Wikidata:WikidataCon 2017/Notes/Wikidata Under the Hood

From Wikidata
Jump to navigation Jump to search

Title: Wikidata Under the Hood

Note-taker(s): Lucas; Geertivp

Speaker(s)[edit]

Name or username: Daniel Kinzler

Abstract[edit]

  • Storage as one wiki page per subject.
  • Storage as JSON.
  • The API.
  • Change propagation.
  • Lua interface

Collaborative notes of the session[edit]

User sees bad data

Clicks on edit

  • Browser shows Wikidata UI
  • Wikdata JS talks to Wikidata API, which uses and edits the Wikidata Item in Wikidata Storage
  • Change Dispatching writes to Job Queue. Does not actually contain the data – client pulls that from Wikidata Storage later

Example scenario: bad information (“Douglas Norman Adams”) in Wikipedia infobox.

User edits “birth name” statement on Wikidata.

using API calls for parsing and formatting (e. g. for dates)

wbparsevalue (datatype + values → JSON / error)

wbformatvalue (datavalue + datatype → wikitext / plaintext / HTML) – e. g. in case of date, HTML ends up in “expert” and plain text in text area

User saves edit. API module: wbsetclaim (could also use some others)

validates the edit and stores the new version

full item is stored as single JSON structure, one full JSON blob as a Wiki revision. database and rest of MediaWiki don’t know much about the structure

(some information is extracted into other tables, e. g. for “what links here”)

one implication of this way of storing data: cannot store huge amounts of data for a single item (e. g. very fine-grained population data or weather data = time )

there is a hard limit on byte size of a single revision (from MediaWiki), 2MB or something like that?

change notifications (a bit complicated because the problem is hard to scale)

check which client wiki needs to be notified about an entry

write entry to client’s job queue to process the change (change dispatching)

if a client is busy, it can take a while until the change is processed (dispatch lag)

usually not more than a few minutes

two-step process: Wikidata writes notification job to client, then that notification job creates more jobs when it runs

purge: purge cache of pages that need to be recreated

the “notification” job also checks if pages actually need to be purged: track which parts of the item are used and if they’re affected by the change (diff)

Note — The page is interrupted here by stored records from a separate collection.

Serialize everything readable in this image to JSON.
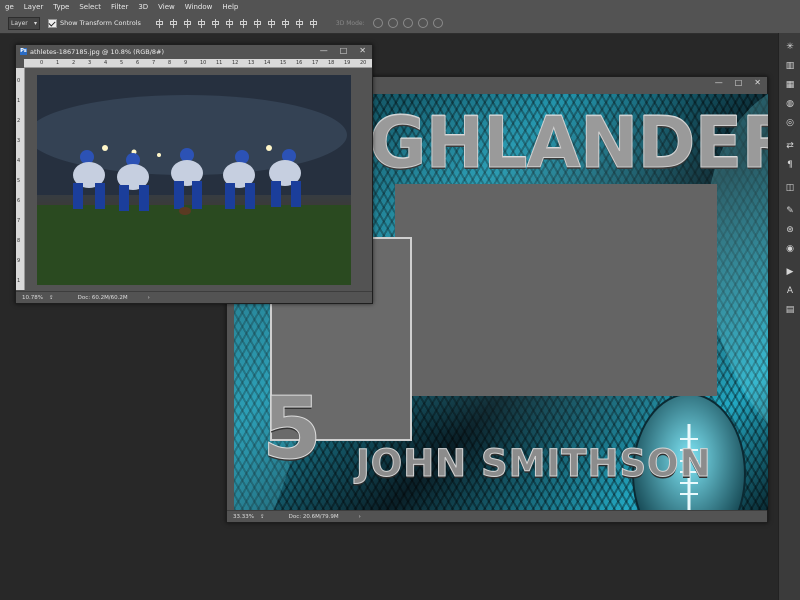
{
  "menubar": {
    "items": [
      "ge",
      "Layer",
      "Type",
      "Select",
      "Filter",
      "3D",
      "View",
      "Window",
      "Help"
    ]
  },
  "options": {
    "auto_select_value": "Layer",
    "show_transform_label": "Show Transform Controls",
    "mode_3d_label": "3D Mode:"
  },
  "doc_card": {
    "zoom": "33.33%",
    "doc_size": "Doc: 20.6M/79.9M",
    "headline": "GHLANDERS",
    "number": "5",
    "player_name": "JOHN SMITHSON"
  },
  "doc_photo": {
    "title": "athletes-1867185.jpg @ 10.8% (RGB/8#)",
    "zoom": "10.78%",
    "doc_size": "Doc: 60.2M/60.2M",
    "ruler_h": [
      "0",
      "1",
      "2",
      "3",
      "4",
      "5",
      "6",
      "7",
      "8",
      "9",
      "10",
      "11",
      "12",
      "13",
      "14",
      "15",
      "16",
      "17",
      "18",
      "19",
      "20"
    ],
    "ruler_v": [
      "0",
      "1",
      "2",
      "3",
      "4",
      "5",
      "6",
      "7",
      "8",
      "9",
      "1"
    ]
  },
  "window_buttons": {
    "minimize": "—",
    "maximize": "□",
    "close": "✕"
  },
  "colors": {
    "accent": "#2fb6cf",
    "ui_bg": "#535353",
    "workspace": "#282828"
  },
  "right_panel_icons": [
    "histogram-icon",
    "layers-icon",
    "swatches-icon",
    "adjustments-icon",
    "styles-icon",
    "history-icon",
    "paragraph-icon",
    "3d-icon",
    "brushes-icon",
    "clone-source-icon",
    "channels-icon",
    "paths-icon",
    "actions-icon",
    "character-icon",
    "grid-icon"
  ]
}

we’re working on more fine-grained usage tracking

log: write the change to recent changes and watchlists

more eyes on the change hopefully results in better chance of detecting vandalism

requires change to appear in recent changes very timely

if the job queue is lagging, you’ll have to scroll back to see the entry, in between entries you’ve already seen ⇒ won’t be seen

clarification: “dispatch lag” is just the lag until Wikidata enters the notification job into the job queue. does not include the job queue lag for the “notification” job or the “purge” and “log” jobs it creates in turn

Wikipedia receives the change notification and re-renders the page, using Lua to access the item

Lua modules live on the client, under control of the community.

disadvantages: need to be synchronized, fixed, etc. on each wiki

central Lua modules would be nice, have been discussed for a long time, but not there yet (many difficulties)

the Lua modules in turn use a Wikibase Lua library (module: on-wiki, library: provided by Wikibase extension)

the Wikibase Lua library directly talks to the database (with caching – don’t load the same item more than once)

Wikibase always returns list of values for a property, since there can be more than one (e. g. date of birth in two calendar models)

example templates completely populated from Wikidata: infobox telescope; authority control template on enwiki and dewiki

Questions / Answers[edit]

Q: who validates that edits are correct

A: same as on Wikipedia: community looks at recent changes / etc. no automated checking by the software.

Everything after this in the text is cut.